They announced that they would intervene formally in the Federal Power Commission proceedings in opposition to both Nez Perce and Mountain Sheep.

The complicated, convoluted, and extremely exhausting FPC hearings dragged on until February, 1964. In that month the Pacific Northwest Power Company was given its license for Mountain Sheep. The Washington Public Power Supply System immediately announced that it would appeal. The appeal went all the way to the Supreme Court, and what happened there startled everyone (except, perhaps, the Court itself). In its June 5, 1967, opinion, written by Justice William O. Douglas, the Court found for neither the Supply System nor the Pacific Northwest Power Company. Instead, it remanded the proceedings to the Federal Power Commission for further hearings, with specific instructions to give more weight to the alternative proposed by the fisheries interests—the alternative of no dam at all. The question, Douglas wrote, is not “solely whether the region will be able to use the electric power.”
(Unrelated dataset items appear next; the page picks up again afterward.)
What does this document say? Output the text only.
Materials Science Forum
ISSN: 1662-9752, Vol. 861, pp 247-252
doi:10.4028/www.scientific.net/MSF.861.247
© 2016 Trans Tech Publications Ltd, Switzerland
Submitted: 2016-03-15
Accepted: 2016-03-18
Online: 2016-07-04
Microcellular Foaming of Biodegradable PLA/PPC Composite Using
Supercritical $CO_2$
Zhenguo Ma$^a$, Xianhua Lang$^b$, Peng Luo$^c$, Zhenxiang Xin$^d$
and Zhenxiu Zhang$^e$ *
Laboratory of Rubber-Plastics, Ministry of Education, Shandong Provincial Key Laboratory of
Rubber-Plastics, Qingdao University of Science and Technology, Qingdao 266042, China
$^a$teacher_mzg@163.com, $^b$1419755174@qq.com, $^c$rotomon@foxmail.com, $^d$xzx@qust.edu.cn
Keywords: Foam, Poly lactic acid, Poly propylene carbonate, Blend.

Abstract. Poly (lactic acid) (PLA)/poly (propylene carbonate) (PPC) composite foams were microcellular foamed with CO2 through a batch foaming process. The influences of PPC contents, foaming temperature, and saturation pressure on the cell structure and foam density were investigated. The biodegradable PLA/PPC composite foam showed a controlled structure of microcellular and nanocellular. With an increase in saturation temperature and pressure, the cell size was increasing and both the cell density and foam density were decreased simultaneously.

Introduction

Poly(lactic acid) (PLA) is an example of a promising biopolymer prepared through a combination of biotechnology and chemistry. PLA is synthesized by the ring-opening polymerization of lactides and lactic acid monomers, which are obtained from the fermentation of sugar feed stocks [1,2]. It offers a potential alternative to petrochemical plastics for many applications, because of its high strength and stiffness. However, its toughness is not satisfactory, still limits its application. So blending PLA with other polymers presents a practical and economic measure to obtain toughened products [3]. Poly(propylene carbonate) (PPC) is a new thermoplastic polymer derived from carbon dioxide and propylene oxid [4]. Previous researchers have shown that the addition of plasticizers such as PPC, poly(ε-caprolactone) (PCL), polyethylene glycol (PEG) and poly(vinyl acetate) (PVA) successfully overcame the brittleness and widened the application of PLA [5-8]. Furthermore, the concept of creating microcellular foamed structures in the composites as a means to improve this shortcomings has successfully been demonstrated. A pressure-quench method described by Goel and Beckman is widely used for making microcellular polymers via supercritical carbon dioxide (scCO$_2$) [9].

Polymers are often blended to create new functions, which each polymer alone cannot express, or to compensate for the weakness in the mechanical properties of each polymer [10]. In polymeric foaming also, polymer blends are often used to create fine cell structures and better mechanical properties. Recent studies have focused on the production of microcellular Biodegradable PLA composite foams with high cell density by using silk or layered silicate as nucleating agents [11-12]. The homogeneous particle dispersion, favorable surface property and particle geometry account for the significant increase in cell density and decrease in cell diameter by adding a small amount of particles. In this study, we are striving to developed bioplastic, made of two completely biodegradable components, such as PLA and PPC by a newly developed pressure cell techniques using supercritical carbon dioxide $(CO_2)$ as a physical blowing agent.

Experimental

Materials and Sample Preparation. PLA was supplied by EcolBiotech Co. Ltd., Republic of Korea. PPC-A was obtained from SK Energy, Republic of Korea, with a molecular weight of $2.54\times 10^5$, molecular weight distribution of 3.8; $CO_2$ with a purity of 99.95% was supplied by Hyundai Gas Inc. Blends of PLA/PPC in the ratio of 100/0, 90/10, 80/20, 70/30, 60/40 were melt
The test is whether the project will be in the public interest. And that determination can be made only after an exploration of all issues relevant to the “public interest,” including future power demand and supply, alternate sources of power, the public interest in preserving reaches of rivers and wilderness areas, the preservation of anadromous fish for commercial and recreational purposes, and the protection of wildlife.

The commission, the power companies, and even the public watching the debate had forgotten that what was at stake was more than just public power v. private power, or fish v. dams. What was at stake was the battleground itself, an extraordinary wilderness canyon, the deepest gorge on earth. The commission had tossed this little irrelevancy aside. The Court, in one powerful paragraph, had brought it back.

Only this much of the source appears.